His heated questions reduced my resolve. Yes, what else would we be? We did not live the privileged existence of firstlings, but our lives were tolerable as drudges. We were alive and kept protected from foretold destruction. Devastation would occur without the immovable control we resided under. We were provided for every day.
I determined to take a bold stance and demanded, “Well, why not? Chief Meadows takes care of us and keeps us safe.”
Zander scoffed, “He provides for us alright. By taking away our rights! He forces us to live and work as he sees fit. He renders any of our own ideas and opinions useless. Drudges are withheld from education and a chance to better their situation. Forcing drudges into marital unions for the sole purpose of making another laborer is not providing and protecting.”
Agitated pacing revealed aversion he could not conceal.
He resumed his resentful rant, “I suppose it is a good thing arranged marriages end swiftly for drudges. The marriage ceremony is simply a means of self-righteously controlling our morality. Once drudges create a child the enforced union is terminated.”
He threw his hands up in angry exasperation. His voice was heavy with cynicism.

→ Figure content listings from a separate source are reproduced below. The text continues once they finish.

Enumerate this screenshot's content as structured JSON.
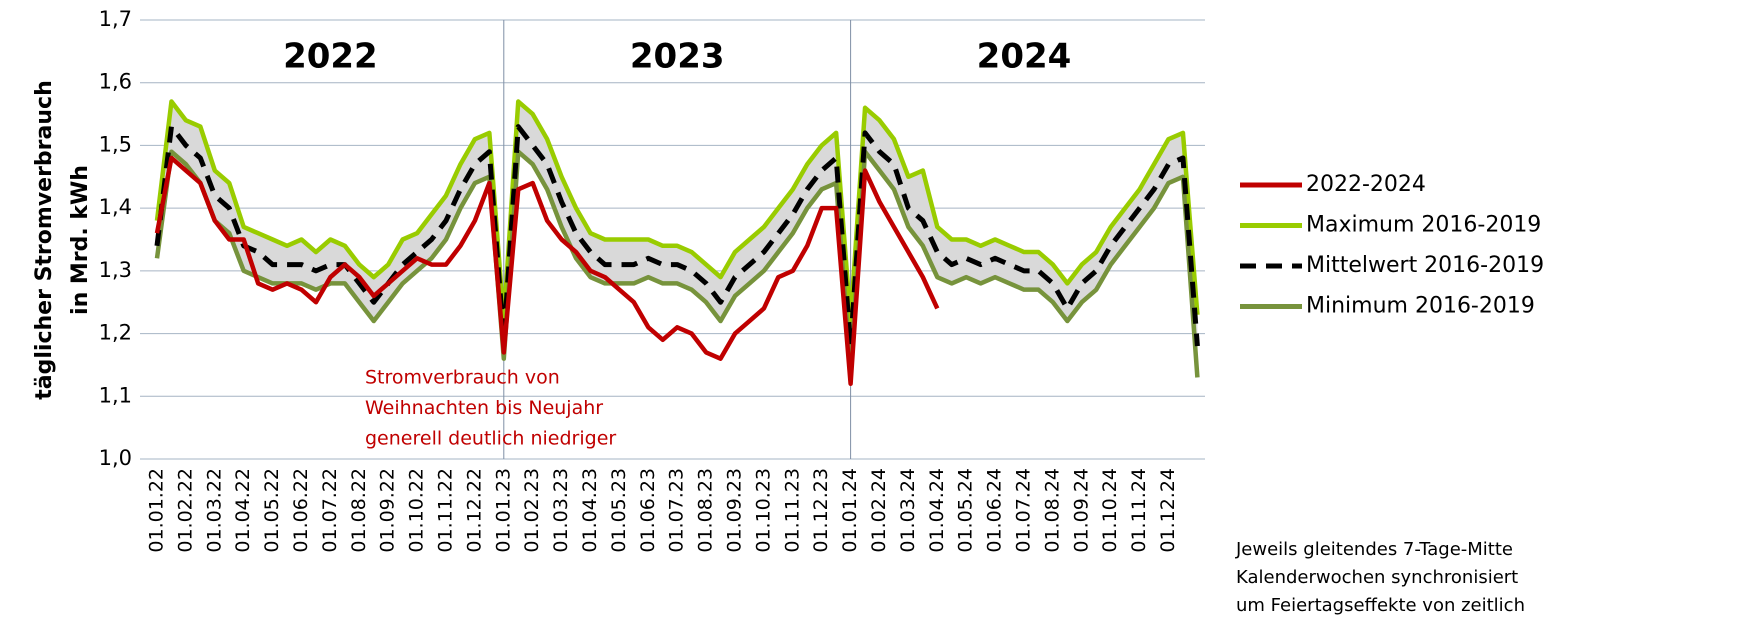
{
  "chart_data": {
    "type": "line",
    "y_label": [
      "täglicher Stromverbrauch",
      "in Mrd. kWh"
    ],
    "categories": [
      "01.01.22",
      null,
      "01.02.22",
      null,
      "01.03.22",
      null,
      "01.04.22",
      null,
      "01.05.22",
      null,
      "01.06.22",
      null,
      "01.07.22",
      null,
      "01.08.22",
      null,
      "01.09.22",
      null,
      "01.10.22",
      null,
      "01.11.22",
      null,
      "01.12.22",
      null,
      "01.01.23",
      null,
      "01.02.23",
      null,
      "01.03.23",
      null,
      "01.04.23",
      null,
      "01.05.23",
      null,
      "01.06.23",
      null,
      "01.07.23",
      null,
      "01.08.23",
      null,
      "01.09.23",
      null,
      "01.10.23",
      null,
      "01.11.23",
      null,
      "01.12.23",
      null,
      "01.01.24",
      null,
      "01.02.24",
      null,
      "01.03.24",
      null,
      "01.04.24",
      null,
      "01.05.24",
      null,
      "01.06.24",
      null,
      "01.07.24",
      null,
      "01.08.24",
      null,
      "01.09.24",
      null,
      "01.10.24",
      null,
      "01.11.24",
      null,
      "01.12.24",
      null,
      null
    ],
    "series": [
      {
        "name": "2022-2024",
        "color": "#c00000",
        "style": "solid",
        "values": [
          1.36,
          1.48,
          1.46,
          1.44,
          1.38,
          1.35,
          1.35,
          1.28,
          1.27,
          1.28,
          1.27,
          1.25,
          1.29,
          1.31,
          1.29,
          1.26,
          1.28,
          1.3,
          1.32,
          1.31,
          1.31,
          1.34,
          1.38,
          1.44,
          1.17,
          1.43,
          1.44,
          1.38,
          1.35,
          1.33,
          1.3,
          1.29,
          1.27,
          1.25,
          1.21,
          1.19,
          1.21,
          1.2,
          1.17,
          1.16,
          1.2,
          1.22,
          1.24,
          1.29,
          1.3,
          1.34,
          1.4,
          1.4,
          1.12,
          1.46,
          1.41,
          1.37,
          1.33,
          1.29,
          1.24,
          null,
          null,
          null,
          null,
          null,
          null,
          null,
          null,
          null,
          null,
          null,
          null,
          null,
          null,
          null,
          null,
          null,
          null
        ]
      },
      {
        "name": "Maximum 2016-2019",
        "color": "#99cc00",
        "style": "solid",
        "values": [
          1.38,
          1.57,
          1.54,
          1.53,
          1.46,
          1.44,
          1.37,
          1.36,
          1.35,
          1.34,
          1.35,
          1.33,
          1.35,
          1.34,
          1.31,
          1.29,
          1.31,
          1.35,
          1.36,
          1.39,
          1.42,
          1.47,
          1.51,
          1.52,
          1.22,
          1.57,
          1.55,
          1.51,
          1.45,
          1.4,
          1.36,
          1.35,
          1.35,
          1.35,
          1.35,
          1.34,
          1.34,
          1.33,
          1.31,
          1.29,
          1.33,
          1.35,
          1.37,
          1.4,
          1.43,
          1.47,
          1.5,
          1.52,
          1.22,
          1.56,
          1.54,
          1.51,
          1.45,
          1.46,
          1.37,
          1.35,
          1.35,
          1.34,
          1.35,
          1.34,
          1.33,
          1.33,
          1.31,
          1.28,
          1.31,
          1.33,
          1.37,
          1.4,
          1.43,
          1.47,
          1.51,
          1.52,
          1.23
        ]
      },
      {
        "name": "Mittelwert 2016-2019",
        "color": "#000000",
        "style": "dashed",
        "values": [
          1.34,
          1.53,
          1.5,
          1.48,
          1.42,
          1.4,
          1.34,
          1.33,
          1.31,
          1.31,
          1.31,
          1.3,
          1.31,
          1.31,
          1.28,
          1.25,
          1.28,
          1.31,
          1.33,
          1.35,
          1.38,
          1.43,
          1.47,
          1.49,
          1.19,
          1.53,
          1.5,
          1.47,
          1.41,
          1.36,
          1.33,
          1.31,
          1.31,
          1.31,
          1.32,
          1.31,
          1.31,
          1.3,
          1.28,
          1.25,
          1.29,
          1.31,
          1.33,
          1.36,
          1.39,
          1.43,
          1.46,
          1.48,
          1.18,
          1.52,
          1.49,
          1.47,
          1.4,
          1.38,
          1.33,
          1.31,
          1.32,
          1.31,
          1.32,
          1.31,
          1.3,
          1.3,
          1.28,
          1.24,
          1.28,
          1.3,
          1.34,
          1.37,
          1.4,
          1.43,
          1.47,
          1.48,
          1.18
        ]
      },
      {
        "name": "Minimum 2016-2019",
        "color": "#77933c",
        "style": "solid",
        "values": [
          1.32,
          1.49,
          1.47,
          1.44,
          1.38,
          1.36,
          1.3,
          1.29,
          1.28,
          1.28,
          1.28,
          1.27,
          1.28,
          1.28,
          1.25,
          1.22,
          1.25,
          1.28,
          1.3,
          1.32,
          1.35,
          1.4,
          1.44,
          1.45,
          1.16,
          1.49,
          1.47,
          1.43,
          1.37,
          1.32,
          1.29,
          1.28,
          1.28,
          1.28,
          1.29,
          1.28,
          1.28,
          1.27,
          1.25,
          1.22,
          1.26,
          1.28,
          1.3,
          1.33,
          1.36,
          1.4,
          1.43,
          1.44,
          1.14,
          1.49,
          1.46,
          1.43,
          1.37,
          1.34,
          1.29,
          1.28,
          1.29,
          1.28,
          1.29,
          1.28,
          1.27,
          1.27,
          1.25,
          1.22,
          1.25,
          1.27,
          1.31,
          1.34,
          1.37,
          1.4,
          1.44,
          1.45,
          1.13
        ]
      }
    ],
    "ylim": [
      1.0,
      1.7
    ],
    "yticks": [
      {
        "value": 1.0,
        "label": "1,0"
      },
      {
        "value": 1.1,
        "label": "1,1"
      },
      {
        "value": 1.2,
        "label": "1,2"
      },
      {
        "value": 1.3,
        "label": "1,3"
      },
      {
        "value": 1.4,
        "label": "1,4"
      },
      {
        "value": 1.5,
        "label": "1,5"
      },
      {
        "value": 1.6,
        "label": "1,6"
      },
      {
        "value": 1.7,
        "label": "1,7"
      }
    ],
    "grid": true,
    "legend": "right",
    "year_labels": [
      "2022",
      "2023",
      "2024"
    ],
    "annotation": [
      "Stromverbrauch von",
      "Weihnachten bis Neujahr",
      "generell deutlich niedriger"
    ],
    "footnote": [
      "Jeweils gleitendes 7-Tage-Mitte",
      "Kalenderwochen synchronisiert",
      "um Feiertagseffekte von zeitlich"
    ]
  }
}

“Not even firstlings can escape the shadow from under Chief Meadows’s towering thumb. They are encouraged to marry those he secretly arranges and forcefully prefers. Firstlings do not have agency in matters of any importance either.”
His speech softened, but was laced with unwavering venom.
“Although, at least they get to remain in devoted family units. It’s not right, Analysse. You are
wrong with crushing force. Chief Meadows does not truly care for the needs of his people. If one must insist he does, it is inadequately and at the expense of our liberty. It hardly seems a life worth living to its end.”
Zander’s words brought unsettled awareness. Was there so much wrong with our lives? Chief Meadows maintained peace and kept us safe from wars, corruption, and destruction. In our controlled existence, we never needed to fear failure as a society. We were secure and our needs were given provision. These ideals were taught in our nursery years. Zander and I were both raised in the nursery. A couple years before me, he entered his tenth year of life and undertook laboring. It became unacceptable for him to prove me wrong. I aspired to counter his arguments with tenacity.
“What do you mean it is not right, Zander? How would you secure the existence of a population and eliminate possible ruin?”
His face flickered with frustration and growing impatience. The disgust in his expression indicated I had the naive notions of a child. His words stung when he whipped them irritably in my direction.
“The possibility of ruin is a lie they feed and whisper to us, Analysse. They want to numb our minds and hearts to an innate need for more of an existence. We do not have to be drudges for the rest of our lives. We could have our freedom. Every person should be entitled to an education and a chance to better themselves. We should be allowed family and to choose who we love and marry. It would be a life of liberty! I feel in my bones such a life could exist and it would thrive and not destroy!”
Zander’s discussion was so far removed from our upbringing. It made me as unsettled as a blustery fall evening. A leaf billowing on a tree would be less restless and uncomfortable. He was spewing outlandish ideas and they were hard to grasp. A place where everybody was free from oppression was challenging to comprehend. My head physically ached from the exertion.